I don't think this is homework, so I'll probably regret answering if it is...
case class HangmanGame(goal: String, guesses: Set[Char] = Set.empty[Char]) {
override def toString = goal map {c => if (guesses contains c) c else '_'} mkString " "
val isComplete = goal forall { guesses.contains }
def withGuess(c: Char) = copy(guesses = guesses + c)
}
Then
val h = HangmanGame("scala")
h: HangmanGame = _ _ _ _ _
scala> val h1 = h.withGuess('a')
h1: HangmanGame = _ _ a _ a
scala> val h2 = h1.withGuess('l')
h2: HangmanGame = _ _ a l a
scala> val h3 = h2.withGuess('s')
h3: HangmanGame = s _ a l a
scala> val h4 = h3.withGuess('c')
h4: HangmanGame = s c a l a
scala> h4.isComplete
res5: Boolean = true
UPDATE
Okay, so it does look like homework. I guess the genie's out of the bottle now, but unless you get up to speed on Scala very quickly you're going to have a really hard time explaining how it works.
How about:
scala> def checkGuess(str: String, c: Char) = str.replaceAll("[^"+c+"]","_")
checkGuess: (str: String,c: Char)java.lang.String
scala> checkGuess("scala",'a')
res1: java.lang.String = __a_a
scala> def checkGuess2(str: String, C: Char) = str map { case C => C; case _ => '_'}
checkGuess2: (str: String,C: Char)String
scala> checkGuess2("scala",'a')
res2: String = __a_a
Here are some comments about how you wrote this. When using this syntax, def checkGuess() { ... }, the function will not return any value, it will return Unit instead.
This means that you're using it for its side effect only (such as setting some var outside the code block or printing some values). The issue is that you are not setting any value or printing anything inside the function (no printing, no assignment).

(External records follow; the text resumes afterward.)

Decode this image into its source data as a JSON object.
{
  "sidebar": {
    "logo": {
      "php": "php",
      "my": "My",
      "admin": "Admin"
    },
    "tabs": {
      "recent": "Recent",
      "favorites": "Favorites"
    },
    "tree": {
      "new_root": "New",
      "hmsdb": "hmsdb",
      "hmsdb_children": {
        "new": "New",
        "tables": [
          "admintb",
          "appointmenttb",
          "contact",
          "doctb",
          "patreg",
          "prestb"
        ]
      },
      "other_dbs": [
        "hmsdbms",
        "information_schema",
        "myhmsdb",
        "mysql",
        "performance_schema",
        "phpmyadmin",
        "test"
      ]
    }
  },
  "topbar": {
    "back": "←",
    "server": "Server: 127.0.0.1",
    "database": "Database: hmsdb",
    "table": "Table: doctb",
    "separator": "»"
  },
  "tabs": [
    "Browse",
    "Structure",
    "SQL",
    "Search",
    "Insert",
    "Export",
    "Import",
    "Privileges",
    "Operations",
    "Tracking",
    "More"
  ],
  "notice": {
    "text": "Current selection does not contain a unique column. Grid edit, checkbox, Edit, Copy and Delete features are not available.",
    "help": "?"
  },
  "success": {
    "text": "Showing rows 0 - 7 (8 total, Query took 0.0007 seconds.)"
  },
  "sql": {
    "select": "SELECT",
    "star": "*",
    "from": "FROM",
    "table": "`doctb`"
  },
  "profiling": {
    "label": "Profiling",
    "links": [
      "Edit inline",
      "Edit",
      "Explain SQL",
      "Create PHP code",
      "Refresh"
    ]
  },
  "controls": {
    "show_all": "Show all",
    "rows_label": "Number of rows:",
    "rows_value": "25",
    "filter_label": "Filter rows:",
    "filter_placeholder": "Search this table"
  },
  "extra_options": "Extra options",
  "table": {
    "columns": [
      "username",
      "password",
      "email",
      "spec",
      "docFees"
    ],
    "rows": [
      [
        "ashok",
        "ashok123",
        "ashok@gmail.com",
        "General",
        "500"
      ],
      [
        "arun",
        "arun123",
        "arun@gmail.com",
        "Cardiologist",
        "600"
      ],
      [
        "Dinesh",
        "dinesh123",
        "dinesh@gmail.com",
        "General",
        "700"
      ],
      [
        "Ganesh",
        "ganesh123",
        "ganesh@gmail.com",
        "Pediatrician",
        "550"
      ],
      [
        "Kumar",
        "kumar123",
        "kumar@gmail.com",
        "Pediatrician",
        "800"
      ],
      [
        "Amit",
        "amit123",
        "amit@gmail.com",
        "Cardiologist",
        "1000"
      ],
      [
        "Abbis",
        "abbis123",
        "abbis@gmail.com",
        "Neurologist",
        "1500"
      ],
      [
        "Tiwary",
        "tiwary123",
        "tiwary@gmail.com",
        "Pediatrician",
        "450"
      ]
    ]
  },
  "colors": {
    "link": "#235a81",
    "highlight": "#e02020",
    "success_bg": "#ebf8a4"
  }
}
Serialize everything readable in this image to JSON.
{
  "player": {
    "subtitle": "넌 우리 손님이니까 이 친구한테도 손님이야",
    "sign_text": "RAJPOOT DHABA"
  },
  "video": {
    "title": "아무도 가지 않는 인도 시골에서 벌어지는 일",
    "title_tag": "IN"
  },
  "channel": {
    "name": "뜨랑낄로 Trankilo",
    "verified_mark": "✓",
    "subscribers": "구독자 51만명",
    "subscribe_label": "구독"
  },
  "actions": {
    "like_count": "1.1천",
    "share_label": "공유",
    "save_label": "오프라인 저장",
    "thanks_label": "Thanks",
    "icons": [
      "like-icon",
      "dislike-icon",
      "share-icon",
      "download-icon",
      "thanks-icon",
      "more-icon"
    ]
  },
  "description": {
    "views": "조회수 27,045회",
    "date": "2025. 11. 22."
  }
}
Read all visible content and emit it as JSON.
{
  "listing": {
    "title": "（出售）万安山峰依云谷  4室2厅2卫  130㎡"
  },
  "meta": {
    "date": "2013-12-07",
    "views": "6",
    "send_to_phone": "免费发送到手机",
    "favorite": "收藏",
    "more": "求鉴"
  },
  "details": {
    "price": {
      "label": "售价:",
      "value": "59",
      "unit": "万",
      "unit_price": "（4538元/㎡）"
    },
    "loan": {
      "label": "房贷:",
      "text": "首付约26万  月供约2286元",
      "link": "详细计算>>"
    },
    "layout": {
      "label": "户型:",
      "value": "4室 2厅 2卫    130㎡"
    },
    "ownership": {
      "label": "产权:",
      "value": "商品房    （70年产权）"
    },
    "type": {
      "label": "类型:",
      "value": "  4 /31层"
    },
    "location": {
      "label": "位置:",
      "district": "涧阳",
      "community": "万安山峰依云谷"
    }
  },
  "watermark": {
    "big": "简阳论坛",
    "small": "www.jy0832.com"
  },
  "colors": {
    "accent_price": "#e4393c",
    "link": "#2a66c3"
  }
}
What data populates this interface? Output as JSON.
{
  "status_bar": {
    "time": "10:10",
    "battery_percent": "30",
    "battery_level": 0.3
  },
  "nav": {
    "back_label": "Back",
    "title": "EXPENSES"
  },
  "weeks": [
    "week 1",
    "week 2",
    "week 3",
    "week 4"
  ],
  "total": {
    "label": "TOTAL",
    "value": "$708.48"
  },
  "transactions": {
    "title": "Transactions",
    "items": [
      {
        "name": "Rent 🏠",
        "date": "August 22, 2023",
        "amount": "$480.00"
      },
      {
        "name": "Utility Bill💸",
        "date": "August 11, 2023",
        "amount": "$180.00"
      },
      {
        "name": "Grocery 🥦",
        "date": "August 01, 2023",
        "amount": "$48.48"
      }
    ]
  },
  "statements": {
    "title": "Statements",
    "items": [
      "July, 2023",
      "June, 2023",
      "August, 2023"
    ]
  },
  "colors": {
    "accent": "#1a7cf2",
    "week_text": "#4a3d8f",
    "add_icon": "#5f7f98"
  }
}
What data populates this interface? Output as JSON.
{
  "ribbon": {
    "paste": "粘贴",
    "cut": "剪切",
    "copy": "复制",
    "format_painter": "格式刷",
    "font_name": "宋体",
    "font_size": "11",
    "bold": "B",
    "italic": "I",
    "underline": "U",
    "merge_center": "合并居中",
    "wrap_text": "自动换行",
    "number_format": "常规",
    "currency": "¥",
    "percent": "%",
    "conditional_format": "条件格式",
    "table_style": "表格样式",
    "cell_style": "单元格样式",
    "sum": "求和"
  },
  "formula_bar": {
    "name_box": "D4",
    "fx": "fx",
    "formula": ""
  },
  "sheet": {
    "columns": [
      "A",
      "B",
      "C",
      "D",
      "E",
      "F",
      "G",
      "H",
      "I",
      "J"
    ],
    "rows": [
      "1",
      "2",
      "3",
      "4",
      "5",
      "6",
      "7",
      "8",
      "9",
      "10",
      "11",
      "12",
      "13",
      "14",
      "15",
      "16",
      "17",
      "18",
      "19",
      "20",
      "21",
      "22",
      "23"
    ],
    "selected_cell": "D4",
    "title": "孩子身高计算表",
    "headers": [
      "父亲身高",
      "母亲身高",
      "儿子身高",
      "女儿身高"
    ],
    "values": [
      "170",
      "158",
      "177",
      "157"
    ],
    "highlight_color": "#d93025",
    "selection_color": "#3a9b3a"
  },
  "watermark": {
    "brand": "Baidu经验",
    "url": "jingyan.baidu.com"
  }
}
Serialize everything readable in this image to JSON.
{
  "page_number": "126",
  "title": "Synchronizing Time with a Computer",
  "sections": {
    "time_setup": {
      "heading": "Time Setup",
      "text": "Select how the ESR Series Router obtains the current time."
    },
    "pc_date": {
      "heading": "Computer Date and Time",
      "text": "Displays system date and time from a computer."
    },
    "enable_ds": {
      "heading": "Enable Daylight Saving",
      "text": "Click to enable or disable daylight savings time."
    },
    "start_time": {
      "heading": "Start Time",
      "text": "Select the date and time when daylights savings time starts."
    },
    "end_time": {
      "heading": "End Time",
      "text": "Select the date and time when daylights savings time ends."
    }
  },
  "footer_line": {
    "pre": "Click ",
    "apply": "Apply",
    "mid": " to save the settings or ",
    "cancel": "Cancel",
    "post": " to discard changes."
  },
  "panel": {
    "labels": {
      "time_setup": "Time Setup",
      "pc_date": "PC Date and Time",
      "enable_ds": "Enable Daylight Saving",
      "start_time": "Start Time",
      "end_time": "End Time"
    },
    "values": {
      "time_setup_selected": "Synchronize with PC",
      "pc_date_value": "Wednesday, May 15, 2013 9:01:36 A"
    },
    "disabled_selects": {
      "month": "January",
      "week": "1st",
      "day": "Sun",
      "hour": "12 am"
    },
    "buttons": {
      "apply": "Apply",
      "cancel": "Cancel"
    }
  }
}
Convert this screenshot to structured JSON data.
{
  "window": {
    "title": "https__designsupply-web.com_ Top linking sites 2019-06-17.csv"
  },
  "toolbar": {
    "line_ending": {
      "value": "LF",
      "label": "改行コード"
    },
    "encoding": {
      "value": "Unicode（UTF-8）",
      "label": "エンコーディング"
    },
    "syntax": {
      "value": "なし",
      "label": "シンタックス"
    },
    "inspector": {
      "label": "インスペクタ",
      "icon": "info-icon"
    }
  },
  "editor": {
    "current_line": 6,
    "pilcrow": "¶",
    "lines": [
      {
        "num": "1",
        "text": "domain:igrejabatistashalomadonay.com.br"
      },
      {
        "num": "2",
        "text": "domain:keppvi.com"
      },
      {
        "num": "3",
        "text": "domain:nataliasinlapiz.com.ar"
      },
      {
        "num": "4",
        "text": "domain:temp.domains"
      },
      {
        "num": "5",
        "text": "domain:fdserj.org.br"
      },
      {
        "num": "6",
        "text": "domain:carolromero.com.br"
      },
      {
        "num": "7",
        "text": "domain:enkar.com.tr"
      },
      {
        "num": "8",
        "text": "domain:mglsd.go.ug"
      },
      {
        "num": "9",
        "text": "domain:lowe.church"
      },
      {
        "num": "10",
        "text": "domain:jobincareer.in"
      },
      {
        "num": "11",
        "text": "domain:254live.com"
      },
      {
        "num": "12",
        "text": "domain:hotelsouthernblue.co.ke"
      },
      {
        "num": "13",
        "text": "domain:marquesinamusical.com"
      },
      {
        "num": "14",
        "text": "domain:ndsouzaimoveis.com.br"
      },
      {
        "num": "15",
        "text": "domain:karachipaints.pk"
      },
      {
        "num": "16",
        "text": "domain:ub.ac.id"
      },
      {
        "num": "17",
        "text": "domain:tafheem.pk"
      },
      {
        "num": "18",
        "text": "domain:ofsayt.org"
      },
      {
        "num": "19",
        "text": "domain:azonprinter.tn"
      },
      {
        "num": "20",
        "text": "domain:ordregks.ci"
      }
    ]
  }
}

What you don't show in your code snippet is where you store the string to guess, the user input and the feedback to print. You can pass the first two as arguments and the last one as a returned value. This make the input and output self contained in the function and does not presume where you render the feedback.
def feedback(target:String, guesses:String): String = {
// target is the string to guess like "scala"
// guesses are the letters that have been provided so far, like "ac"
// last expression should be the feedback to print for instance "_ca_a"
}
Then you can think about the function as transforming each letter in target with _ or with itself depending on whether it is contained in guesses. For this the target map { c => expr } would work pretty well if you figure out how to make expr return c if c is in guesses and '_' otherwise.
Staying as close as possible to the main question ( How to check if a character is contained in string? ) what I did was changing the approach, i.e.:
Inside a for loop, I wanted to do something like some_chr == 't'
and I did the following some_chr.toString == "t" and it worked just fine.